Obamas Annäherungsversuche

Warum die islamische Welt nicht zuhört

Ich würde ja dazu neigen „Anbiederungsversuche“ zu schreiben, aber das gibt das Wörterbuch nicht her. Ansonsten hoffe ich, dass nicht nur amerikanische Christen für Israel eintreten…

Chuck Colson, BreakPoint, 26. Februar 2009

In seinem ersten Interview nach der Amtseinführung, mit einem arabischsprachigen Fernsehsender, sagte Präsdient Obama, er wolle “eine neue Partnerschaft initiieren, die auf gegenseitigem Respekt und gegenseitigen Interessen“ zwischen Amerika und der muslimischen Welt gründet.

Auf der von der Washington Post und Newsweek betriebenen Internetseite On Faith (Über Glauben) applaudierte ich dem, was der Präsident sagte. Was ich gerne hinzugefügt hätte, aber nicht tat, war die Tatsache, dass der christliche Westen den Islam seit Jahrzehnten mit größtem Respekt und Empfindsamkeit begegnet war.

Die Amerikaner z.B. sind für dafür in den Krieg gezogen muslimische Staaten wie Bosnien zu befreien, deren Völker von Tyrannen verfolgt wurden. Und in westlichen Demokratien sind Muslime keiner Verfolgung ausgesetzt.
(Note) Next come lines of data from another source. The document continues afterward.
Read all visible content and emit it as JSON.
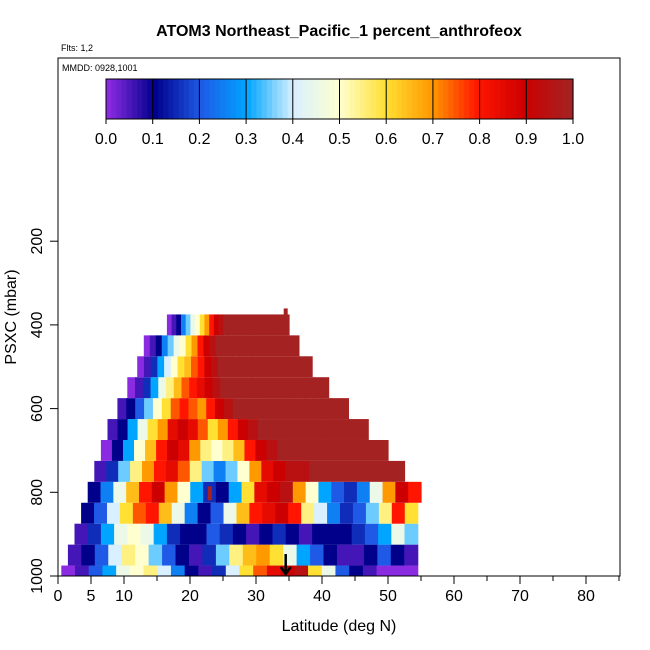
{
  "chart_data": {
    "type": "heatmap",
    "title": "ATOM3 Northeast_Pacific_1 percent_anthrofeox",
    "subtitle_flights": "Flts: 1,2",
    "subtitle_dates": "MMDD: 0928,1001",
    "xlabel": "Latitude (deg N)",
    "ylabel": "PSXC (mbar)",
    "xlim": [
      0,
      85
    ],
    "ylim": [
      1000,
      100
    ],
    "x_ticks": [
      0,
      5,
      10,
      20,
      30,
      40,
      50,
      60,
      70,
      80
    ],
    "y_ticks": [
      200,
      400,
      600,
      800,
      1000
    ],
    "colorbar": {
      "ticks": [
        "0.0",
        "0.1",
        "0.2",
        "0.3",
        "0.4",
        "0.5",
        "0.6",
        "0.7",
        "0.8",
        "0.9",
        "1.0"
      ],
      "colors": [
        "#8a2be2",
        "#00008b",
        "#1e5ae6",
        "#00a5ff",
        "#d8f0ff",
        "#ffffd0",
        "#ffe033",
        "#ff9900",
        "#ff1500",
        "#cc0000",
        "#a52222"
      ],
      "range": [
        0,
        1
      ]
    },
    "pressure_levels": [
      {
        "p": 1000,
        "lat_min": 0.5,
        "lat_max": 54.5,
        "values": [
          0.0,
          0.05,
          0.2,
          0.3,
          0.45,
          0.5,
          0.55,
          0.4,
          0.25,
          0.1,
          0.05,
          0.15,
          0.4,
          0.6,
          0.75,
          0.85,
          0.9,
          0.95,
          0.6,
          0.45,
          0.2,
          0.1,
          0.05,
          0.0,
          0.0,
          0.0
        ]
      },
      {
        "p": 950,
        "lat_min": 1.5,
        "lat_max": 54.5,
        "values": [
          0.05,
          0.1,
          0.2,
          0.4,
          0.55,
          0.5,
          0.35,
          0.2,
          0.1,
          0.05,
          0.15,
          0.35,
          0.55,
          0.65,
          0.7,
          0.6,
          0.45,
          0.3,
          0.2,
          0.1,
          0.05,
          0.05,
          0.1,
          0.2,
          0.1,
          0.05
        ]
      },
      {
        "p": 900,
        "lat_min": 2.5,
        "lat_max": 54.5,
        "values": [
          0.05,
          0.15,
          0.3,
          0.45,
          0.5,
          0.45,
          0.3,
          0.15,
          0.1,
          0.1,
          0.2,
          0.15,
          0.1,
          0.05,
          0.1,
          0.15,
          0.1,
          0.05,
          0.1,
          0.1,
          0.1,
          0.15,
          0.2,
          0.3,
          0.45,
          0.35
        ]
      },
      {
        "p": 850,
        "lat_min": 3.5,
        "lat_max": 54.5,
        "values": [
          0.1,
          0.2,
          0.4,
          0.6,
          0.75,
          0.8,
          0.65,
          0.45,
          0.25,
          0.1,
          0.2,
          0.45,
          0.65,
          0.8,
          0.85,
          0.9,
          0.8,
          0.55,
          0.4,
          0.25,
          0.15,
          0.2,
          0.35,
          0.55,
          0.8,
          0.6
        ]
      },
      {
        "p": 800,
        "lat_min": 4.5,
        "lat_max": 55.0,
        "values": [
          0.1,
          0.25,
          0.45,
          0.65,
          0.8,
          0.9,
          0.7,
          0.5,
          0.3,
          0.15,
          0.1,
          0.3,
          0.6,
          0.85,
          0.9,
          0.95,
          0.7,
          0.5,
          0.3,
          0.2,
          0.15,
          0.25,
          0.45,
          0.7,
          0.9,
          0.8
        ]
      },
      {
        "p": 750,
        "lat_min": 5.5,
        "lat_max": 52.5,
        "values": [
          0.05,
          0.15,
          0.35,
          0.55,
          0.7,
          0.8,
          0.85,
          0.75,
          0.55,
          0.35,
          0.25,
          0.35,
          0.5,
          0.7,
          0.85,
          0.9,
          0.95,
          0.95,
          1.0,
          1.0,
          1.0,
          1.0,
          1.0,
          1.0,
          1.0,
          1.0
        ]
      },
      {
        "p": 700,
        "lat_min": 6.5,
        "lat_max": 50.0,
        "values": [
          0.0,
          0.1,
          0.3,
          0.5,
          0.65,
          0.8,
          0.9,
          0.85,
          0.7,
          0.55,
          0.5,
          0.55,
          0.65,
          0.8,
          0.9,
          0.95,
          1.0,
          1.0,
          1.0,
          1.0,
          1.0,
          1.0,
          1.0,
          1.0,
          1.0,
          1.0
        ]
      },
      {
        "p": 650,
        "lat_min": 7.5,
        "lat_max": 47.0,
        "values": [
          0.05,
          0.1,
          0.3,
          0.45,
          0.6,
          0.7,
          0.85,
          0.9,
          0.85,
          0.75,
          0.6,
          0.7,
          0.8,
          0.9,
          0.95,
          1.0,
          1.0,
          1.0,
          1.0,
          1.0,
          1.0,
          1.0,
          1.0,
          1.0,
          1.0,
          1.0
        ]
      },
      {
        "p": 600,
        "lat_min": 9.0,
        "lat_max": 44.0,
        "values": [
          0.05,
          0.1,
          0.2,
          0.35,
          0.5,
          0.6,
          0.75,
          0.8,
          0.75,
          0.7,
          0.8,
          0.9,
          0.95,
          1.0,
          1.0,
          1.0,
          1.0,
          1.0,
          1.0,
          1.0,
          1.0,
          1.0,
          1.0,
          1.0,
          1.0,
          1.0
        ]
      },
      {
        "p": 550,
        "lat_min": 10.5,
        "lat_max": 41.0,
        "values": [
          0.0,
          0.05,
          0.15,
          0.3,
          0.45,
          0.55,
          0.65,
          0.75,
          0.8,
          0.85,
          0.9,
          0.95,
          1.0,
          1.0,
          1.0,
          1.0,
          1.0,
          1.0,
          1.0,
          1.0,
          1.0,
          1.0,
          1.0,
          1.0,
          1.0,
          1.0
        ]
      },
      {
        "p": 500,
        "lat_min": 12.0,
        "lat_max": 38.5,
        "values": [
          0.0,
          0.05,
          0.15,
          0.3,
          0.4,
          0.5,
          0.6,
          0.65,
          0.75,
          0.8,
          0.9,
          0.95,
          1.0,
          1.0,
          1.0,
          1.0,
          1.0,
          1.0,
          1.0,
          1.0,
          1.0,
          1.0,
          1.0,
          1.0,
          1.0,
          1.0
        ]
      },
      {
        "p": 450,
        "lat_min": 13.0,
        "lat_max": 36.5,
        "values": [
          0.0,
          0.05,
          0.1,
          0.25,
          0.35,
          0.45,
          0.5,
          0.6,
          0.7,
          0.8,
          0.9,
          0.95,
          1.0,
          1.0,
          1.0,
          1.0,
          1.0,
          1.0,
          1.0,
          1.0,
          1.0,
          1.0,
          1.0,
          1.0,
          1.0,
          1.0
        ]
      },
      {
        "p": 400,
        "lat_min": 16.5,
        "lat_max": 35.0,
        "values": [
          0.0,
          0.05,
          0.1,
          0.25,
          0.35,
          0.45,
          0.5,
          0.6,
          0.7,
          0.8,
          0.9,
          0.95,
          1.0,
          1.0,
          1.0,
          1.0,
          1.0,
          1.0,
          1.0,
          1.0,
          1.0,
          1.0,
          1.0,
          1.0,
          1.0,
          1.0
        ]
      }
    ],
    "arrow": {
      "lat": 34.5,
      "p": 1000
    },
    "flight_marks": [
      {
        "lat": 34.5,
        "p": 375
      },
      {
        "lat": 23.0,
        "p": 800
      }
    ]
  }
}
Im Gegensatz dazu erdulden Christen in muslimischen Nationen wie Ägypten, der Sudan, der Iran, Pakistan oft lebensbedrohende Verfolgung und Mob-Gewalt.

Und was hat Obama für sein Entgegenkommen den Muslimen gegenüber bekommen? Die Antwort kann in einem faszinierenden Artikel der New York Times mit dem Titel „Why the Muslim World Can’t Hear Obama“ (Warum die muslimische Welt Obama nicht hören kann) gefunden werden. Der Autor ist ein Ägypter namens Aswany; er schrieb, dass die Ägypter sich bei Obamas Sieg wild unterstützend gaben, weil sie ihn als Symbol der Gerechtigkeit betrachteten.

Aber dann kam sein erster Test: Gaza: Die Ägypter erwarteten von Obama, dass er „gegen Israels Krieg gegen den Gazastreifen Stellung bezog“, schrieb Aswany. Weil der das nicht machte, sagte Aswany, begannen die Ägypter ihn auszublenden. Und so lange Amerika Israel nicht verdammt, werden die Ägypter ihn weiter ausblenden.

Wenn Obama, mit seinen muslimischen Familienbanden und seiner Offenheit, von Nahost-Muslimen nicht respektvoll angehört werden kann, dann müssen wir uns fragen: Was wollen sie wirklich?

Die Antwort ist natürlich einfach: die Vernichtung Israels.

Warum sollten die USA Israel überhaupt unterstützen? Diese Frage wird bereits in den Mainstream-Medien, Internet-Chaträumen und privaten Unterhaltungen gestellt. Bedenklich ist, dass die meisten europäischen Staaten, ließe man ihnen die Wahl, die islamische Welt augenblicklich Israel vorziehen würden. Der Grund läuft auf Öl hinaus. Öl spricht lauter als die Verpflichtung einem freien Staat gegenüber.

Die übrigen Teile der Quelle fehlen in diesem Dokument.